NACCO Industries, Inc. 8-K
Table of Contents

 
 

UNITED STATES
SECURITIES AND EXCHANGE COMMISSION

WASHINGTON, D.C. 20549
 

FORM 8-K

CURRENT REPORT PURSUANT
TO SECTION 13 OR 15(d) OF THE
SECURITIES EXCHANGE ACT OF 1934

Date of report (Date of earliest event reported): March 8, 2005

NACCO INDUSTRIES, INC.


(Exact Name of Registrant as Specified in Charter)

Delaware


(State or Other Jurisdiction of Incorporation)
     
1-9172   34-1505819
 
(Commission File Number)   (IRS Employer Identification Number)
     
5875 Landerbrook Drive, Cleveland, OH   44124-4017
 
(Address of Principal Executive Offices)   (Zip Code)

(440) 449-9600


(Registrant’s telephone number, including area code)

N/A


(Former Name or Former Address, if Changed Since Last Report)

Check the appropriate box below if the Form 8-K filing is intended to simultaneously satisfy the filing obligation of the registrant under any of the following provisions:

o Written communications pursuant to Rule 425 under the Securities Act (17 CFR 230.425)

o Soliciting material pursuant to Rule 14a-12 under the Exchange Act (17 CFR 240.14a-12)

o Pre-commencement communications pursuant to Rule 14d-2(b) under the Exchange Act (17 CFR 240.14d-2(b))

o Pre-commencement communications pursuant to Rule 13e-4(c) under the Exchange Act (17 CFR 240.13e-4(c))


 
 

 


TABLE OF CONTENTS

Item 1.01 Entry into a Material Definitive Agreement and
Item 2.03 Creation of a Direct Financial Obligation or an Obligation under an Off-Balance Sheet Arrangement of a Registrant
Item 9.01 Financial Statements and Exhibits
SIGNATURE
EXHIBIT INDEX
EX-10.1 Credit Agreement


Table of Contents

Item 1.01 Entry into a Material Definitive Agreement and
Item 2.03 Creation of a Direct Financial Obligation or an Obligation under an Off-Balance Sheet Arrangement of a Registrant.

     On March 8, 2005, NACCO Industries, Inc.’s wholly owned subsidiary, The North American Coal Corporation (“NACoal”), entered into a credit agreement with the Initial Lenders, as defined in the credit agreement, and Citibank, N.A., as agent for the Lenders, for a new five-year, $75.0 million unsecured revolving line of credit and a five-year, $55.0 million unsecured term loan facility (the “New NACoal Facility”). The term loan requires annual repayments of $10.0 million and a final principal repayment of $15.0 million in March 2010. The New NACoal Facility has performance-based pricing, which sets interest rates based upon achieving various levels of debt to EBITDA ratios, as defined. The New NACoal Facility provides for, at NACoal’s option, Eurodollar loans which bear interest at LIBOR plus a margin based on the level of debt to EBITDA ratio achieved and Base Rate loans which bear interest at Base Rates plus the Applicable Margin, as defined. A facility fee, which is determined based on the level of debt to EBITDA ratio achieved is also applied to the aggregate revolving line of credit. The New NACoal Facility also contains restrictive covenants which require, among other things, NACoal to maintain certain debt to EBITDA and fixed charge coverage ratios and provides the ability to make loans, dividends and advances to NACCO, with some restrictions.
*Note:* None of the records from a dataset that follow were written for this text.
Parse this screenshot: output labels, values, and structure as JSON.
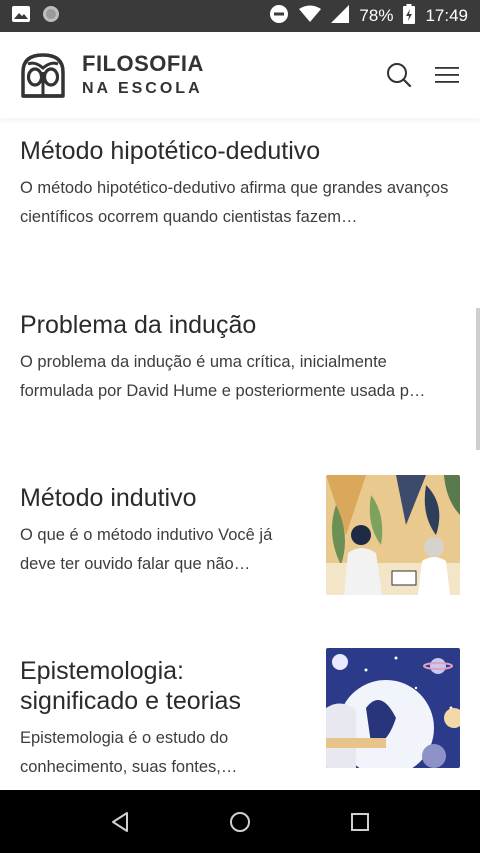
{
  "status_bar": {
    "battery_percent": "78%",
    "time": "17:49",
    "icons": [
      "image-icon",
      "circle-notification-icon",
      "do-not-disturb-icon",
      "wifi-icon",
      "signal-icon",
      "battery-charging-icon"
    ]
  },
  "header": {
    "brand_top": "FILOSOFIA",
    "brand_bottom": "NA ESCOLA",
    "icons": [
      "owl-logo-icon",
      "search-icon",
      "menu-icon"
    ]
  },
  "articles": [
    {
      "title": "Método hipotético-dedutivo",
      "excerpt": "O método hipotético-dedutivo afirma que grandes avanços científicos ocorrem quando cientistas fazem…"
    },
    {
      "title": "Problema da indução",
      "excerpt": "O problema da indução é uma crítica, inicialmente formulada por David Hume e posteriormente usada p…"
    },
    {
      "title": "Método indutivo",
      "excerpt": "O que é o método indutivo Você já deve ter ouvido falar que não…",
      "image": "scientists-plants-illustration"
    },
    {
      "title": "Epistemologia: significado e teorias",
      "excerpt": "Epistemologia é o estudo do conhecimento, suas fontes,…",
      "image": "thinker-moon-illustration"
    }
  ],
  "nav_bar": {
    "icons": [
      "back-triangle-icon",
      "home-circle-icon",
      "recents-square-icon"
    ]
  }
}
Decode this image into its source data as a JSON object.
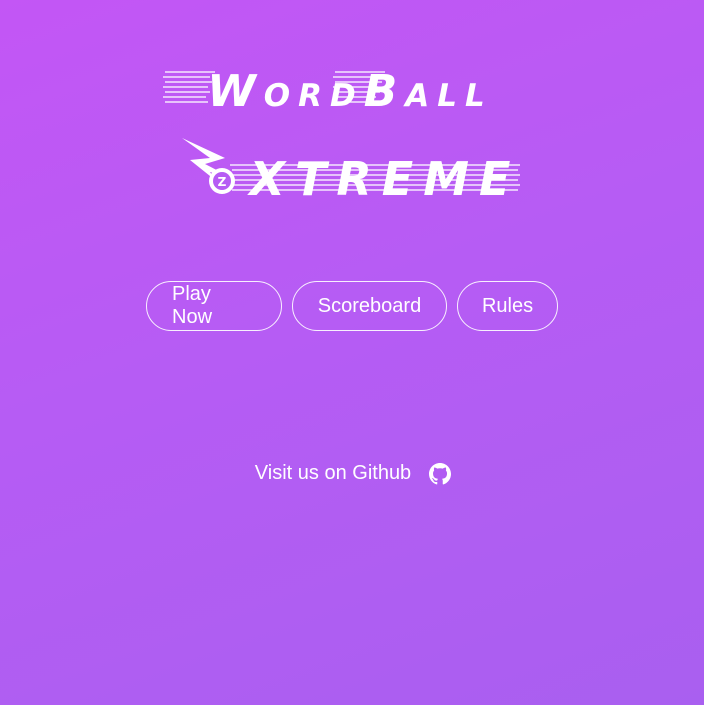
{
  "logo": {
    "line1": "WordBall",
    "line2": "Xtreme"
  },
  "nav": {
    "play_label": "Play Now",
    "scoreboard_label": "Scoreboard",
    "rules_label": "Rules"
  },
  "footer": {
    "github_text": "Visit us on Github",
    "github_icon": "github-icon"
  },
  "colors": {
    "background_start": "#c356f5",
    "background_end": "#a95ff0",
    "text": "#ffffff"
  }
}
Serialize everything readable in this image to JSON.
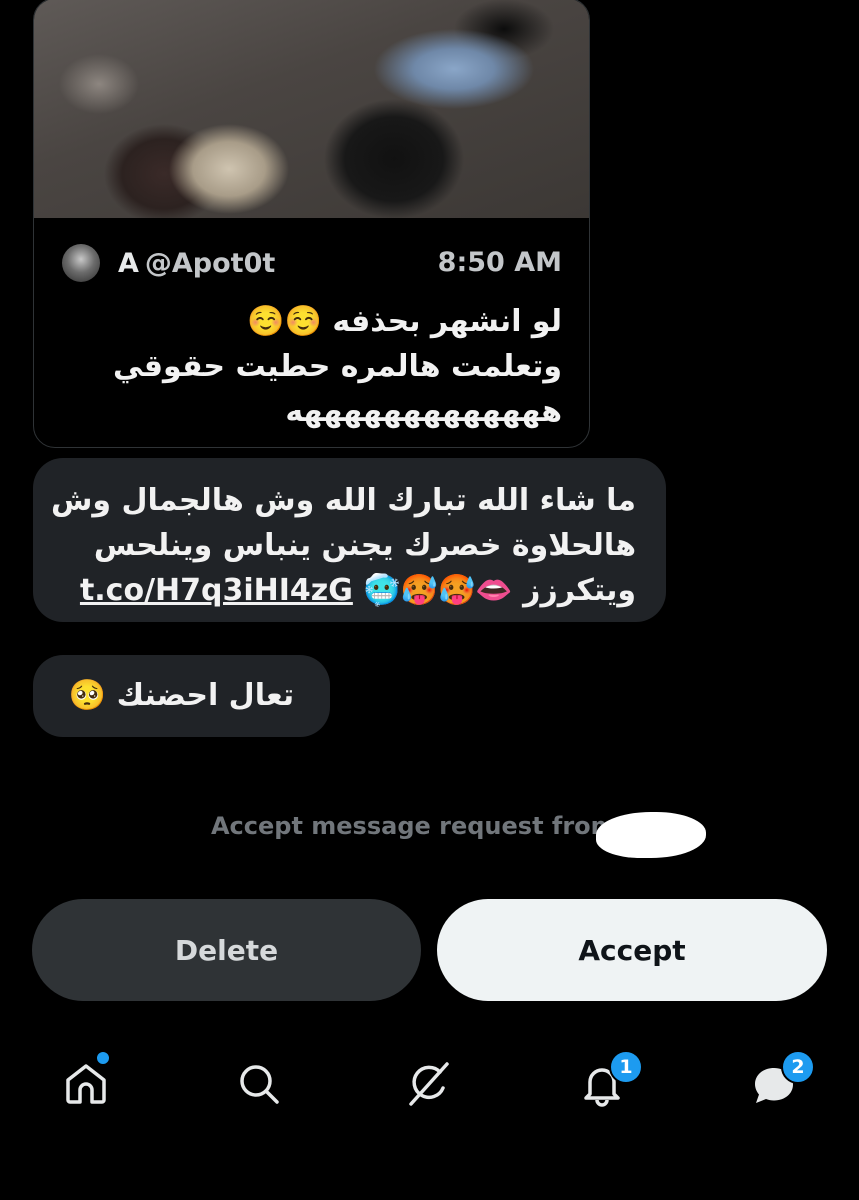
{
  "quote": {
    "name": "A",
    "handle": "@Apot0t",
    "time": "8:50 AM",
    "lines": [
      "لو انشهر بحذفه ☺️☺️",
      "وتعلمت هالمره حطيت حقوقي",
      "هههههههههههههه"
    ]
  },
  "messages": [
    {
      "lines": [
        "ما شاء الله تبارك الله وش هالجمال وش",
        "هالحلاوة خصرك يجنن ينباس وينلحس",
        "ويتكرزز 👄🥵🥵🥶"
      ],
      "link": "t.co/H7q3iHI4zG"
    },
    {
      "text": "تعال احضنك 🥺"
    }
  ],
  "request": {
    "text": "Accept message request from @"
  },
  "buttons": {
    "delete": "Delete",
    "accept": "Accept"
  },
  "nav": {
    "items": [
      "home-icon",
      "search-icon",
      "grok-icon",
      "bell-icon",
      "messages-icon"
    ],
    "notifications_badge": "1",
    "messages_badge": "2",
    "accent": "#1d9bf0"
  }
}
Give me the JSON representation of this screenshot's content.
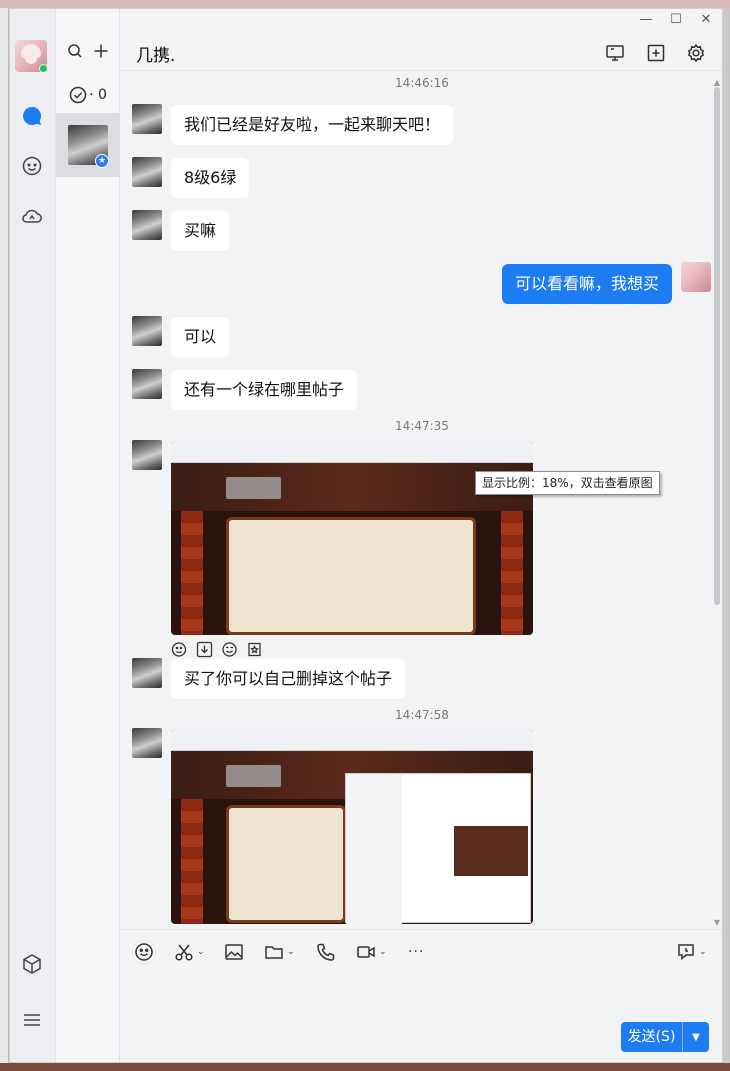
{
  "window": {
    "chat_title": "几携.",
    "controls": {
      "minimize": "—",
      "maximize": "☐",
      "close": "✕"
    }
  },
  "contacts": {
    "check_count": "· 0"
  },
  "messages": {
    "timestamps": [
      "14:46:16",
      "14:47:35",
      "14:47:58"
    ],
    "items": [
      {
        "from": "other",
        "text": "我们已经是好友啦，一起来聊天吧！"
      },
      {
        "from": "other",
        "text": "8级6绿"
      },
      {
        "from": "other",
        "text": "买嘛"
      },
      {
        "from": "me",
        "text": "可以看看嘛，我想买"
      },
      {
        "from": "other",
        "text": "可以"
      },
      {
        "from": "other",
        "text": "还有一个绿在哪里帖子"
      },
      {
        "from": "other",
        "text": "买了你可以自己删掉这个帖子"
      }
    ],
    "image_tooltip": "显示比例：18%，双击查看原图"
  },
  "composer": {
    "send_label": "发送(S)",
    "more_label": "···"
  },
  "colors": {
    "accent": "#1d7cf2",
    "online": "#1ec35e",
    "bubble_other": "#ffffff",
    "background": "#f2f3f5"
  },
  "icons": {
    "rail": [
      "chat-bubble-icon",
      "contacts-face-icon",
      "cloud-icon",
      "cube-icon",
      "menu-icon"
    ],
    "header": [
      "screen-share-icon",
      "add-group-icon",
      "settings-gear-icon"
    ],
    "toolbar": [
      "emoji-icon",
      "scissors-icon",
      "image-icon",
      "folder-icon",
      "phone-icon",
      "video-icon",
      "more-icon",
      "chat-history-icon"
    ],
    "image_actions": [
      "add-emoji-icon",
      "download-icon",
      "sticker-icon",
      "save-icon"
    ]
  }
}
Item 9.01 Financial Statements and Exhibits.

     As described in Item 1.01 and Item 2.03 of this Current Report on Form 8-K, the following Exhibit is filed as part of this Current Report on Form 8-K.

     (c) Exhibits

  10.1   Credit Agreement, dated as of March 8, 2005, among The North American Coal Corporation, the Initial Lenders named therein and Citibank N.A., as Agent.

 


Table of Contents

SIGNATURE

     Pursuant to the requirements of the Securities Exchange Act of 1934, the registrant has duly caused this report to be signed on its behalf by the undersigned, hereunto duly authorized.

         
    NACCO INDUSTRIES, INC.
 
       
  By:   /s/ Kenneth C. Schilling
       
      Name: Kenneth C. Schilling
      Title: Vice President and Controller
Date: March 8, 2005
       

 


Table of Contents

EXHIBIT INDEX

     
Exhibit    
Number   Description
10.1
  Credit Agreement, dated as of March 8, 2005, among The North American Coal Corporation, the Initial Lenders named therein and Citibank N.A., as Agent.